The investigation will also examine whether a merger of the two companies’ databases and systems would have an effect on the development of Europe’s digital healthcare sector, and whether Google would have the capacity and incentive to reduce the Android operating system’s interoperability with rival wearables in order to privilege Fitbit.
Margrethe Vestager, the executive vice-president responsible for competition policy, said the investigation “aims to ensure that control by Google over data collected through wearable devices as a result of the transaction does not distort competition”.
The commission said that it had concerns that Google would use Fitbit’s data to improve the personalisation of advertisements that it serves on its search engine and other pages. This would make it more difficult for rivals to compete and ultimately lead to “higher prices and . . . less choice” for advertisers and publishers.
Rick Osterloh, Google’s senior vice-president for devices and services, said in a blog post that the deal was “about devices, not data”, adding that the company had been clear from the start that Fitbit health and wellness data would not be used for Google ads and that Fitbit users would be able to “review, move or delete their data”. He also said that there was “vibrant competition” in the wearables space.
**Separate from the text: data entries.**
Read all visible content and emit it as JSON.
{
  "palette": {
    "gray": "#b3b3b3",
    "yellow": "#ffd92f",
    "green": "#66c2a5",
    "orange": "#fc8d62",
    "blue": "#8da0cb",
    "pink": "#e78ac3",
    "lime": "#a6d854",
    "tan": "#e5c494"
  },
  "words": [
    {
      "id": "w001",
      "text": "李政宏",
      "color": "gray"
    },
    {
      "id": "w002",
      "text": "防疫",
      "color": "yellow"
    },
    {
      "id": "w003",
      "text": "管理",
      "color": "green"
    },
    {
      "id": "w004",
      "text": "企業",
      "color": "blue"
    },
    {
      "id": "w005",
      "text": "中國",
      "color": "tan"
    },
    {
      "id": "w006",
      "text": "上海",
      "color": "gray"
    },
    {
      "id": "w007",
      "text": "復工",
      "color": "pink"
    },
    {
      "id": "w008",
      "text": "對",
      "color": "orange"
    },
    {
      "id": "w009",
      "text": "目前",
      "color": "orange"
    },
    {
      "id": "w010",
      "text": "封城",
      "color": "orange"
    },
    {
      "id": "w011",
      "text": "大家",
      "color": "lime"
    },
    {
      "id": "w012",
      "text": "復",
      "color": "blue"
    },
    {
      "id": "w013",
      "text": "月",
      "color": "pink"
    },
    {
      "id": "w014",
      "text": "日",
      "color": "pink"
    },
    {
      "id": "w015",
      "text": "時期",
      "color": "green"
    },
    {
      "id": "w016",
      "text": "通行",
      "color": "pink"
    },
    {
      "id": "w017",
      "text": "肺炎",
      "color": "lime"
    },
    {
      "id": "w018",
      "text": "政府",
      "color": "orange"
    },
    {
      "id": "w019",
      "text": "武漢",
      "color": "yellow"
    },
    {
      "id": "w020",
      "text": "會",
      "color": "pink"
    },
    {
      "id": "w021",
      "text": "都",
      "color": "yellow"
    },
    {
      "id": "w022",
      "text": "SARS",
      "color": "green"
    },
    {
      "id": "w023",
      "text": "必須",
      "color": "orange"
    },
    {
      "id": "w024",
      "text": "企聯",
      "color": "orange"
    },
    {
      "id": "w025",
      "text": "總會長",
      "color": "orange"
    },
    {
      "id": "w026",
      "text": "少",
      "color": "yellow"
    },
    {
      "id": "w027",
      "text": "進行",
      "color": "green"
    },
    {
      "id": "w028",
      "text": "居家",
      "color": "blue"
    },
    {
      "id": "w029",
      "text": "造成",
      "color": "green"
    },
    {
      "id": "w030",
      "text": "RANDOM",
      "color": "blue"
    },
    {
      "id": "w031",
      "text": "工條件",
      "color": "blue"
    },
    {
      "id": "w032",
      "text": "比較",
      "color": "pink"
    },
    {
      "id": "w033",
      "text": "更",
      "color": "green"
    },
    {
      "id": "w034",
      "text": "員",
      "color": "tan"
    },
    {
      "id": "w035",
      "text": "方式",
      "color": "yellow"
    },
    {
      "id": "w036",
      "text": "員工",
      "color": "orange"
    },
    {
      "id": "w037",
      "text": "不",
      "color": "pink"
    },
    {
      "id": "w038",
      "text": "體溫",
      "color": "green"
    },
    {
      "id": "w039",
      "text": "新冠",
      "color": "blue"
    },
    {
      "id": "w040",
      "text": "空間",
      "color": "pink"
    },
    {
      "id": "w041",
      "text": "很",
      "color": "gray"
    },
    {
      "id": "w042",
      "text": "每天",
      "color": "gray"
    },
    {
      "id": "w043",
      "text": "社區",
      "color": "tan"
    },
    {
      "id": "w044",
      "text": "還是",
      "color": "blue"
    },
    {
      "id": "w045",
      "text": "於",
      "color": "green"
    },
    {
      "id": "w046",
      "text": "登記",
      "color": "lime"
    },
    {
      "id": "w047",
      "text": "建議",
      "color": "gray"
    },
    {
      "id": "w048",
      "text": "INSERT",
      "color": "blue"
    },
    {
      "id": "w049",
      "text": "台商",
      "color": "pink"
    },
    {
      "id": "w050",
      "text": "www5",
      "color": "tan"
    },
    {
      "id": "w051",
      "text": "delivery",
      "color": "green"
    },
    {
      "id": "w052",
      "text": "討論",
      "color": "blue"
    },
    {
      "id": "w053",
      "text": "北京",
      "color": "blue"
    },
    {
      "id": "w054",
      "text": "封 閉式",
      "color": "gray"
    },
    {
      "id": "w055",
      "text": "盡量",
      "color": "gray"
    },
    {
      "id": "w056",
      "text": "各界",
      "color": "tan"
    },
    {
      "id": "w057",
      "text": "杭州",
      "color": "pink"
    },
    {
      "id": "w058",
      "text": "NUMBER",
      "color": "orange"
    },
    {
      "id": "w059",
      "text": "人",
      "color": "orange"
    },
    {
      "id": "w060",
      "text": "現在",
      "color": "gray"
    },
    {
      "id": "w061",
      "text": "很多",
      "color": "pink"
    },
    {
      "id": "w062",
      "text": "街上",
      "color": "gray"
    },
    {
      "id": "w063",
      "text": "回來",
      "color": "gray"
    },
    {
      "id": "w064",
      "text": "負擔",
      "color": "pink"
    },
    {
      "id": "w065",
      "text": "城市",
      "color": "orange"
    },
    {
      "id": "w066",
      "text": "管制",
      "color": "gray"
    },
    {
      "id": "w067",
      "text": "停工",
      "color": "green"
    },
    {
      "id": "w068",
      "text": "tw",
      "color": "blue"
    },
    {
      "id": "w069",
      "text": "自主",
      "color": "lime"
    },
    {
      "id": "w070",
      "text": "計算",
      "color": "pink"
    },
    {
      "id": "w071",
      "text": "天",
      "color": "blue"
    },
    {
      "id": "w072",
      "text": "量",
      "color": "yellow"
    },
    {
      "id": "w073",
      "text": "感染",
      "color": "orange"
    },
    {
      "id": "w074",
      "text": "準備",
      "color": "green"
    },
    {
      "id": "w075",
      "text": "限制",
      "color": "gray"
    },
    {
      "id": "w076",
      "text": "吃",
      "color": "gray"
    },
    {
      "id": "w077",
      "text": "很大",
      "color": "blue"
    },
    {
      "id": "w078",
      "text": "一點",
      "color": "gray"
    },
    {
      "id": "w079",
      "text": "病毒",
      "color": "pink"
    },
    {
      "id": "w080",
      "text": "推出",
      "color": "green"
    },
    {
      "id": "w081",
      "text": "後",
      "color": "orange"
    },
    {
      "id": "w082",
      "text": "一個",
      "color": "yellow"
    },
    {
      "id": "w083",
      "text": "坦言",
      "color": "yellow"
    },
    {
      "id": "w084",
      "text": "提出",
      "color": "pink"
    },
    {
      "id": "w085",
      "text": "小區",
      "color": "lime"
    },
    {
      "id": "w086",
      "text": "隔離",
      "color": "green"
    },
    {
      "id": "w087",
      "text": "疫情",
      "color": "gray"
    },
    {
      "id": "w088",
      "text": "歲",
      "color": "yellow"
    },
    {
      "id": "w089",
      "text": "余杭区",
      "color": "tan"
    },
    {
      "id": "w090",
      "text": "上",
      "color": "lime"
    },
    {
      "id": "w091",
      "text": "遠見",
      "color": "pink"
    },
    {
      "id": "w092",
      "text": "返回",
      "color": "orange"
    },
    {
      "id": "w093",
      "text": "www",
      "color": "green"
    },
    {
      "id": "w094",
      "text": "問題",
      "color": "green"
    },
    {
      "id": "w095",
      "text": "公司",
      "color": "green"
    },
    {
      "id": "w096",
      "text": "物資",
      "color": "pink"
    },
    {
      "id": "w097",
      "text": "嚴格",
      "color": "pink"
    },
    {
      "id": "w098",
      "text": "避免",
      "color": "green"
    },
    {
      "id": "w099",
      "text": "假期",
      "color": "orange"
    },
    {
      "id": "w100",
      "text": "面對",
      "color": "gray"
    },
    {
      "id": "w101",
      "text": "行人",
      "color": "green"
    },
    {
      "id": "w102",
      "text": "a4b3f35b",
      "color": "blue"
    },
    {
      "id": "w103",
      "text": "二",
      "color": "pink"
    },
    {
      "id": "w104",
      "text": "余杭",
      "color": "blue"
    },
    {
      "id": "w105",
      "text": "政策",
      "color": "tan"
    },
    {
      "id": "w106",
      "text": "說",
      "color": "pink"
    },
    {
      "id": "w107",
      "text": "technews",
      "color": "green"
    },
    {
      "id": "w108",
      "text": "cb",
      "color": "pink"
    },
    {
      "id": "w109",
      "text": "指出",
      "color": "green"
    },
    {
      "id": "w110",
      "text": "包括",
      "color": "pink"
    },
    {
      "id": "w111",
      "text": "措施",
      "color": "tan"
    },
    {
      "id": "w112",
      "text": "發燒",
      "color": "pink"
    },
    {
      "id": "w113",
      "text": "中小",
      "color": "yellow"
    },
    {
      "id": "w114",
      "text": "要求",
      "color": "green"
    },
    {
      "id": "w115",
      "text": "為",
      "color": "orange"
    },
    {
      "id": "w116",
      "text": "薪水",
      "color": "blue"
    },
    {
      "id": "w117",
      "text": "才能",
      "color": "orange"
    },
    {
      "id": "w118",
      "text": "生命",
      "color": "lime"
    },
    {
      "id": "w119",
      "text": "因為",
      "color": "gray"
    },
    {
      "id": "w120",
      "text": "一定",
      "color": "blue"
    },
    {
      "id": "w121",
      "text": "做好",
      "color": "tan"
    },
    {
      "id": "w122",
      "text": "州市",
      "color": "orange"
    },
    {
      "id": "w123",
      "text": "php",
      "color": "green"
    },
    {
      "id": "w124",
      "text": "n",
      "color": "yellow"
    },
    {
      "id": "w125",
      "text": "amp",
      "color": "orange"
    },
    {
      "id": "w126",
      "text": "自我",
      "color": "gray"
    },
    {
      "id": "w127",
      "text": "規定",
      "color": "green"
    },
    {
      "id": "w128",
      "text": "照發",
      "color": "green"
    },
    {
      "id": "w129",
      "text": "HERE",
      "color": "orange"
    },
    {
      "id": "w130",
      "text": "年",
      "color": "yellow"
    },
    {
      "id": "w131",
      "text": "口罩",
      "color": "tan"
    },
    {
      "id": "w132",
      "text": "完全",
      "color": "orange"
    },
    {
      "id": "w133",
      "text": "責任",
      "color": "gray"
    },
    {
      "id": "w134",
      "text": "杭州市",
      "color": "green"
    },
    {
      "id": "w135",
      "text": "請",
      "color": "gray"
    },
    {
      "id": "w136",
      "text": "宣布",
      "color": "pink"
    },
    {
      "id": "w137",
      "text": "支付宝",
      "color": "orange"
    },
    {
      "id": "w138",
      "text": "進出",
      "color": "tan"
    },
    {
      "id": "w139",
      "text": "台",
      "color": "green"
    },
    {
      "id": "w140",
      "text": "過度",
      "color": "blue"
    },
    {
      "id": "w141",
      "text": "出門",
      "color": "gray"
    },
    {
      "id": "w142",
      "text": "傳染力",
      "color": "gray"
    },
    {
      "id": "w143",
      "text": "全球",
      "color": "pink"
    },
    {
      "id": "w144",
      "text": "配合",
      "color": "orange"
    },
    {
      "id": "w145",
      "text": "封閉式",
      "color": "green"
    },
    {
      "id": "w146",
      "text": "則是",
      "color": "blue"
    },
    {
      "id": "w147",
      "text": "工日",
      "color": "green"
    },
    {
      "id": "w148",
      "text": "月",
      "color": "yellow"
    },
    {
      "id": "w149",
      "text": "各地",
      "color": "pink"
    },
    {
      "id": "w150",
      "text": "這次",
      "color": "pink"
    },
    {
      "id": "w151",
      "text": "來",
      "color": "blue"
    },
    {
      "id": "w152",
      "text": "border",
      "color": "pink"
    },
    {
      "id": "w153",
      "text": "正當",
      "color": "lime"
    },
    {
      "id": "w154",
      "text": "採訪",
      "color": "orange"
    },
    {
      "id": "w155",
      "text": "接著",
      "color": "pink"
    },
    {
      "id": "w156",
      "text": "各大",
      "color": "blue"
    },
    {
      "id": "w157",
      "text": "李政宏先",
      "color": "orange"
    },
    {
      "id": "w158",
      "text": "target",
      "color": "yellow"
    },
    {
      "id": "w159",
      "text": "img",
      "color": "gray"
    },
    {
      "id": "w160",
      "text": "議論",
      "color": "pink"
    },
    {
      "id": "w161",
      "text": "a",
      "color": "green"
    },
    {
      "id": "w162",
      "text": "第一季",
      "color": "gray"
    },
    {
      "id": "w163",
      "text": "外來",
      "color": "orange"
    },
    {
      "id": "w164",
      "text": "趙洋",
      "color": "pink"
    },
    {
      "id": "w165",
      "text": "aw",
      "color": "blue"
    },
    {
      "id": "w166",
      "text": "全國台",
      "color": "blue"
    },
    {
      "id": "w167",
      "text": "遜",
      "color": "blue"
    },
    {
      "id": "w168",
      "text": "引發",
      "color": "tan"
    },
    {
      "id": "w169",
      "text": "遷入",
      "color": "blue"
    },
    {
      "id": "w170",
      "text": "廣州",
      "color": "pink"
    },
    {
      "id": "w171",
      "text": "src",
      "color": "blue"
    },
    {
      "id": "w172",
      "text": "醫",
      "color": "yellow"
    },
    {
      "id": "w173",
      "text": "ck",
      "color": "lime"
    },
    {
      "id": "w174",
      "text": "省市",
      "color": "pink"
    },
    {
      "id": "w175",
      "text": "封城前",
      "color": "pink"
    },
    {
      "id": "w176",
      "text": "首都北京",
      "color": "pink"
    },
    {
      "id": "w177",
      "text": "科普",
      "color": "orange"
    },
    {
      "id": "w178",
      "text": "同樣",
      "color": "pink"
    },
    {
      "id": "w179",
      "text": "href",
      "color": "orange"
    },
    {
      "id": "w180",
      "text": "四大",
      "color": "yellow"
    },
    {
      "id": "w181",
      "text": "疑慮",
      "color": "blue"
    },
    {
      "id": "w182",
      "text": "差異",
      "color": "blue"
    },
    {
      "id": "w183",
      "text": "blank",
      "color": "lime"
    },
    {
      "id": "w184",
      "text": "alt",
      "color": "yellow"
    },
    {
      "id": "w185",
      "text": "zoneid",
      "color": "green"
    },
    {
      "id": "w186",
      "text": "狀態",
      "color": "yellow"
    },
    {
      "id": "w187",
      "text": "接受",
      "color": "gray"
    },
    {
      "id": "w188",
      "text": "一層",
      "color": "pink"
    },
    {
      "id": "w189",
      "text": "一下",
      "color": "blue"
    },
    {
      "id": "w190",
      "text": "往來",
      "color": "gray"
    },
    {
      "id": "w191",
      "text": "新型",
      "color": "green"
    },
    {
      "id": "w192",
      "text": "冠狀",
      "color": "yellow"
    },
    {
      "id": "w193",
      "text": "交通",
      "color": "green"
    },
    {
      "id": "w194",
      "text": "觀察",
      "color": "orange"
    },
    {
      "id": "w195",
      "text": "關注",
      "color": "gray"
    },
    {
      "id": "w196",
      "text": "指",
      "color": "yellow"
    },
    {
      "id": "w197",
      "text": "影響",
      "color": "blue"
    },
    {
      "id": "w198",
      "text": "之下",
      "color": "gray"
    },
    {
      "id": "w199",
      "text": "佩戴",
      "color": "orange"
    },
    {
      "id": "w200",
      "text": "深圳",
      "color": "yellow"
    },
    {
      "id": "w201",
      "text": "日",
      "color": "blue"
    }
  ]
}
Google pledged last month not to use Ftibit’s data to improve its ad targeting. However, the commission said that the commitment to create a virtual data silo would not cover all the information to which Google would gain access and which could be used for advertising.
The Australian Competition and Consumer Commission is also conducting an investigation into whether the merger would have an impact on competition in health and ad tech markets, with its decision due to be announced later this month.